The Vertex AI job can reach the proxy in the directly peered network. Requests from the pipeline to external endpoints are relayed through the proxy and appear to originate from the Proxy’s public IP address
Similarly, connections from the Vertex AI job will appear to the public endpoint to originate from the proxy’s public IP
Access to other Peered Services
On occasion, the pipeline needs to access another service that consumes service networking.
We will use Memorystore for Redis to drive this discussion. Recalling that transitive peering is note supported, in the example below, connections from Vertex network cannot, by default, be forwarded through your network to the Redis network.
Collocation of Peered Services
The preferred option is to deploy all services that need to communicate with each other in the same Service Networking reservation. In the example below the Vertex AI job can reach Redis directly.
Please refer to the Reserving IP Ranges for Vertex AI discussion for guidance on extending this range to accommodate other services. Many services offer the option to either reserve a new range or consume an existing range. Please refer to the respective service documentation for guidance on how to use existing ranges
The workflows discussed above for assigning Vertex AI Pipelines public IPs by going through either a NAT instance or a proxy are easily adapted for access to this Redis example.
In the diagram below, User Network1 has a static route to Redis with the NAT instance as a next hop and exports this to the Vertex network. Connections from Vertex AI appear to Redis as if they originate from the NAT instance’s interface in User Network2.
This configuration might reduce the number of routes to manage in case you add new Service Networking IP ranges.
You can also replace the NAT instance with a routing instance between User Network1 and User Network2.
With this configuration, you need a static route to the Redis IP range in User Network1 as well as one to the Vertex AI IP range in User Network2. Both the static routes point to the routing instance as the next hop.
This configuration might be easier to troubleshoot than using a NAT instance. How you will have to work with your network administrator to update the routing tables in both networks if you bring up new services to maintain bidirectional connectivity
Rather than a routing instance, you can also configure Cloud VPN between User Network1 and User Network2. Here again you will need to export static routes both ways so that the respective service networks know to route through your network to reach each other.
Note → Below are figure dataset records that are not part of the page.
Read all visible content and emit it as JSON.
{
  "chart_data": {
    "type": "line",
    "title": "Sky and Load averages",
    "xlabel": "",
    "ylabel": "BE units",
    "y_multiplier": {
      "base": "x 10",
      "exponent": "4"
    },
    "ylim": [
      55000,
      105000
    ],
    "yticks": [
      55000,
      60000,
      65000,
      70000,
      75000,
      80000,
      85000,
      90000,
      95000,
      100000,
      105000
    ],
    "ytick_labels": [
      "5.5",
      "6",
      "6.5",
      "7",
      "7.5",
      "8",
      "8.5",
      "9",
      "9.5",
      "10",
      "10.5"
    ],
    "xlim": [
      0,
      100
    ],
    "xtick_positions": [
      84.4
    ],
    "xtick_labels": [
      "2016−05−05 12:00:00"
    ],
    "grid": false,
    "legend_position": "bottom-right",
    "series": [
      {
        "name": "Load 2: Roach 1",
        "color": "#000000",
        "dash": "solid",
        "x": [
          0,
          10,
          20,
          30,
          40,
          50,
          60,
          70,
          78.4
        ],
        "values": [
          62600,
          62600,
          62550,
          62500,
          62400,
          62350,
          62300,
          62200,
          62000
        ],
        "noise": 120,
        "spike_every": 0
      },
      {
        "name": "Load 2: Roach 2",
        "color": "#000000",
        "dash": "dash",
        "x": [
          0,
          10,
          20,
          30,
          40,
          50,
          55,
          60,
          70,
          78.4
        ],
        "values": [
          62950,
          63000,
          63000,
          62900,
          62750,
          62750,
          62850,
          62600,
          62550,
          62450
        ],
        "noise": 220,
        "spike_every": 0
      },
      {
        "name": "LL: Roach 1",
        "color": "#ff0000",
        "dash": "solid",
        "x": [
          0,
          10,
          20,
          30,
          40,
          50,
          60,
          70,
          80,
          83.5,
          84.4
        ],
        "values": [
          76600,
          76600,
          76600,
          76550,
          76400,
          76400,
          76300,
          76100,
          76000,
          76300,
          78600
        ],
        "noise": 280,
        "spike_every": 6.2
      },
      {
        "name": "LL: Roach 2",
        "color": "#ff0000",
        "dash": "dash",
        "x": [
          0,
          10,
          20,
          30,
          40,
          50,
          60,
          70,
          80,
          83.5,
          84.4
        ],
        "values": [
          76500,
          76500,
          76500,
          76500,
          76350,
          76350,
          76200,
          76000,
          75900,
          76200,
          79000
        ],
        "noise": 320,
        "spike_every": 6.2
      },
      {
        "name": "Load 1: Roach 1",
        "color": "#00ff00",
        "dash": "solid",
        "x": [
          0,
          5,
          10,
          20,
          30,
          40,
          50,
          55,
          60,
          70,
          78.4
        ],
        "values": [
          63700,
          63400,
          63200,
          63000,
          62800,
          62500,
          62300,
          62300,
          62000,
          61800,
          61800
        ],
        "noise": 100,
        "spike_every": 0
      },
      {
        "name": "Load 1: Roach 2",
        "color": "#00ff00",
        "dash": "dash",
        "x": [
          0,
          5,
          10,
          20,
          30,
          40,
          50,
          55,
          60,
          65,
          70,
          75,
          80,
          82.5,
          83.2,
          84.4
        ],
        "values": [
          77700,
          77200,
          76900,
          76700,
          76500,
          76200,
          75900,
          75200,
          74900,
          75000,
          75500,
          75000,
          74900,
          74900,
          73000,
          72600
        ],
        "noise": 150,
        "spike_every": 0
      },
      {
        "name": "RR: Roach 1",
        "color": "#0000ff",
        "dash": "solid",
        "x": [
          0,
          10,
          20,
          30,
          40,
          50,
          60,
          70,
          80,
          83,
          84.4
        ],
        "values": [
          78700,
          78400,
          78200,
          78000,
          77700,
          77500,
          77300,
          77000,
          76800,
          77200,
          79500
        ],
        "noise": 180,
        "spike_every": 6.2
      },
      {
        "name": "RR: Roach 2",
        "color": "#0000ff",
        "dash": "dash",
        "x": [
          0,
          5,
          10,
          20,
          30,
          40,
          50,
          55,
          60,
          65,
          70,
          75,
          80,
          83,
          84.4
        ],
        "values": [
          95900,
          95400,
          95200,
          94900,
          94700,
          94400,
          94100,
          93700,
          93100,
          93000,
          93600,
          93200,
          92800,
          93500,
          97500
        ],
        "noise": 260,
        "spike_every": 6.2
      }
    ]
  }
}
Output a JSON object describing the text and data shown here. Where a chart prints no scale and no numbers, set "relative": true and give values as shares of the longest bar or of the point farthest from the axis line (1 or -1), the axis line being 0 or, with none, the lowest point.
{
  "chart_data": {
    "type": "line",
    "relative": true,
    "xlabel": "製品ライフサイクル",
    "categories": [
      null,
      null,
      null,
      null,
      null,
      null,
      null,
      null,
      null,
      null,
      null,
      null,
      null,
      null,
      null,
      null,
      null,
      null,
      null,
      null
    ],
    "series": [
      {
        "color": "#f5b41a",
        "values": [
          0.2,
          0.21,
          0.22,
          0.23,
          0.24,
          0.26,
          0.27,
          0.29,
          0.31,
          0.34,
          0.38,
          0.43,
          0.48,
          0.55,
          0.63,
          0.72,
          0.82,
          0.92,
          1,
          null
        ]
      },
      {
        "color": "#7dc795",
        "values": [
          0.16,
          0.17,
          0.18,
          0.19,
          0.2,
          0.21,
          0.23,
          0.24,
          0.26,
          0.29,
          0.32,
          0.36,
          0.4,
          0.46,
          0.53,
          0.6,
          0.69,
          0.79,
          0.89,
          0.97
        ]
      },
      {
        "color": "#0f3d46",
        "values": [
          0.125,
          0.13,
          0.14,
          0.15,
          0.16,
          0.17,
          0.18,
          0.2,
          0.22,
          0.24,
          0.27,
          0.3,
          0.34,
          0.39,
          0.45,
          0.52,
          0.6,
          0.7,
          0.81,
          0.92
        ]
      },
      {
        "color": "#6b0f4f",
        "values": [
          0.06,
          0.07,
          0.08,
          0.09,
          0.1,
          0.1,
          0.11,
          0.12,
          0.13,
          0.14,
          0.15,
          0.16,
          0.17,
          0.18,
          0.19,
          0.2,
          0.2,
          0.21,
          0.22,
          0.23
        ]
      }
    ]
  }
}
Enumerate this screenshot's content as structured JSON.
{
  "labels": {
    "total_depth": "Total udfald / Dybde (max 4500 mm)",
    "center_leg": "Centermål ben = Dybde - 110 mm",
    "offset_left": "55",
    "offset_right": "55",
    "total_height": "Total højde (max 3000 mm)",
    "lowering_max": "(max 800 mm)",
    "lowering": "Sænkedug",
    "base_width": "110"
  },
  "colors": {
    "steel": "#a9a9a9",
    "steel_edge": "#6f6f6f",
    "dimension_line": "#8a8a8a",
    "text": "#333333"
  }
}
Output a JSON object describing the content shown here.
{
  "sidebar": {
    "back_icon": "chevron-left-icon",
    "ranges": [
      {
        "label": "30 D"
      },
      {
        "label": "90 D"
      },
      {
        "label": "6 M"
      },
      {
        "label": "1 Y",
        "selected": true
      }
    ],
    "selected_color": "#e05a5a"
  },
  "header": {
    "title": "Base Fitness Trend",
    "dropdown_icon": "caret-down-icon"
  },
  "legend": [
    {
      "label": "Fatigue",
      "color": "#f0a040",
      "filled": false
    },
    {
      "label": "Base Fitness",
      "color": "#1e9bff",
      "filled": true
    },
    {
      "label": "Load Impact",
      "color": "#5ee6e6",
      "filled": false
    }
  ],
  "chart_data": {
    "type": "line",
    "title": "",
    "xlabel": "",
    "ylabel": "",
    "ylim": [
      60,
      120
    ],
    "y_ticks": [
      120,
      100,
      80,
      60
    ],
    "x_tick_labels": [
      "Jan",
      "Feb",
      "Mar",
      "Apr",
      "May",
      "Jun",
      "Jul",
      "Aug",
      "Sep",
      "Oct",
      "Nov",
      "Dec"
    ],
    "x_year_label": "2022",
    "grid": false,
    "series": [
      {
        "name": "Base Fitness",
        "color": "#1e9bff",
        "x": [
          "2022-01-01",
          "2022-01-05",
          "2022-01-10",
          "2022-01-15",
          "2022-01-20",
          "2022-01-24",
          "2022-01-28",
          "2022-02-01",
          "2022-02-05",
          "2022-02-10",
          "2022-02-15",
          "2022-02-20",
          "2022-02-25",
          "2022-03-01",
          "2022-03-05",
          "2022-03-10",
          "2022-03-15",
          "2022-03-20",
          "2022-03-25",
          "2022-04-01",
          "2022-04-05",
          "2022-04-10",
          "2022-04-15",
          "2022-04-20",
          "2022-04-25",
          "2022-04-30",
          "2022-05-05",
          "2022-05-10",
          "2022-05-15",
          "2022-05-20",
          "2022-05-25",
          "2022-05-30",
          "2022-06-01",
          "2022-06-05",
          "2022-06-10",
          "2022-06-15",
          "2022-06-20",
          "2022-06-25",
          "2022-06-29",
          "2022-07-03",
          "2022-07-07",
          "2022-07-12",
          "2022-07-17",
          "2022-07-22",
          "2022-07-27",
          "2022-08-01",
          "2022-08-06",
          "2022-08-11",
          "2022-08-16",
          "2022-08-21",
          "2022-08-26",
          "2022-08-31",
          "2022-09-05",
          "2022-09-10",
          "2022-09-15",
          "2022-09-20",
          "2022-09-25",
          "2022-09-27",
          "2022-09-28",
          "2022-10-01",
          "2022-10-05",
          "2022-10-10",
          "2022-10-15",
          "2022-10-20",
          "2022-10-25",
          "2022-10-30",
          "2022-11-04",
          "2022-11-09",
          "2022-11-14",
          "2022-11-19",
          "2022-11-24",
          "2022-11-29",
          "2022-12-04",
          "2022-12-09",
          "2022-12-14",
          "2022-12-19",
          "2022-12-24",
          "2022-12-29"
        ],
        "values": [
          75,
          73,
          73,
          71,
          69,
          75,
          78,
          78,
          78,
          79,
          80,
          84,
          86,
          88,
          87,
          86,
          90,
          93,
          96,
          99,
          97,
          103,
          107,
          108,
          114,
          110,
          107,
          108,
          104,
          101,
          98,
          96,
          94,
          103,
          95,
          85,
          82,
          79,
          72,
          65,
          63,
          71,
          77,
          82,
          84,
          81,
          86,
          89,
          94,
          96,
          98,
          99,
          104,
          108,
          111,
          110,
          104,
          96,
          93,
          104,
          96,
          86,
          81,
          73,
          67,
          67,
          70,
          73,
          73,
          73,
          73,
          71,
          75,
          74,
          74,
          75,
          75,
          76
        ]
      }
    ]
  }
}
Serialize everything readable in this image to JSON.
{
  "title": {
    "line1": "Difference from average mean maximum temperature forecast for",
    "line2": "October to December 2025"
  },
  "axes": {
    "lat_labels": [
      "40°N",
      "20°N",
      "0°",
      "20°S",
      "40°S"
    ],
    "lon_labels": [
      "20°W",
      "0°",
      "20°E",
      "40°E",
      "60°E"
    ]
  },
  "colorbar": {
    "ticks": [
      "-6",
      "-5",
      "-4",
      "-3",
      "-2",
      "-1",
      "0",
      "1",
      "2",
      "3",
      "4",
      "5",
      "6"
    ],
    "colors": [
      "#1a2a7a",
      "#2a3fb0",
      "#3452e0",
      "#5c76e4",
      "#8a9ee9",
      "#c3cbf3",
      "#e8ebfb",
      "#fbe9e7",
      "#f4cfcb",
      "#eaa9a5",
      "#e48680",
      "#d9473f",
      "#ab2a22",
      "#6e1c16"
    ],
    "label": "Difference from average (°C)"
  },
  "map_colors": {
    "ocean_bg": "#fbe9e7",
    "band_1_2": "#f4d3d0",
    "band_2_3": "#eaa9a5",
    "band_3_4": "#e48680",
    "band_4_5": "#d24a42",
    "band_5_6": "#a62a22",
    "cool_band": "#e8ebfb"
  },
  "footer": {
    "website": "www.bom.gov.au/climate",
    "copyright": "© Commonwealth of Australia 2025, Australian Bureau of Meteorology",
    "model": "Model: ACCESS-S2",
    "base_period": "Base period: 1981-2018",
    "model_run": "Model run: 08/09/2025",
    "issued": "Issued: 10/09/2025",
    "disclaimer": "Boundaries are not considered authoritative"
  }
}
While you will still have to maintain the static route, this option relieves you of having to manage a routing instance yourself.
Similarly, if Vertex goes through a proxy to access Redis, those connections appear to originate from the proxy’s IP. The Redis instance can respond without having to know how to reach the Vertex AI network.
Vertex AI is one of a number of services that use the Service Networking API to connect the Google owned tenant project to your consumer project. Deployment guides for these services discuss how to connect these services to endpoints in your project.
This document extends the networking configuration discussion and presents options for connecting Vertex AI to other Service Networking consumers or endpoints in the Internet.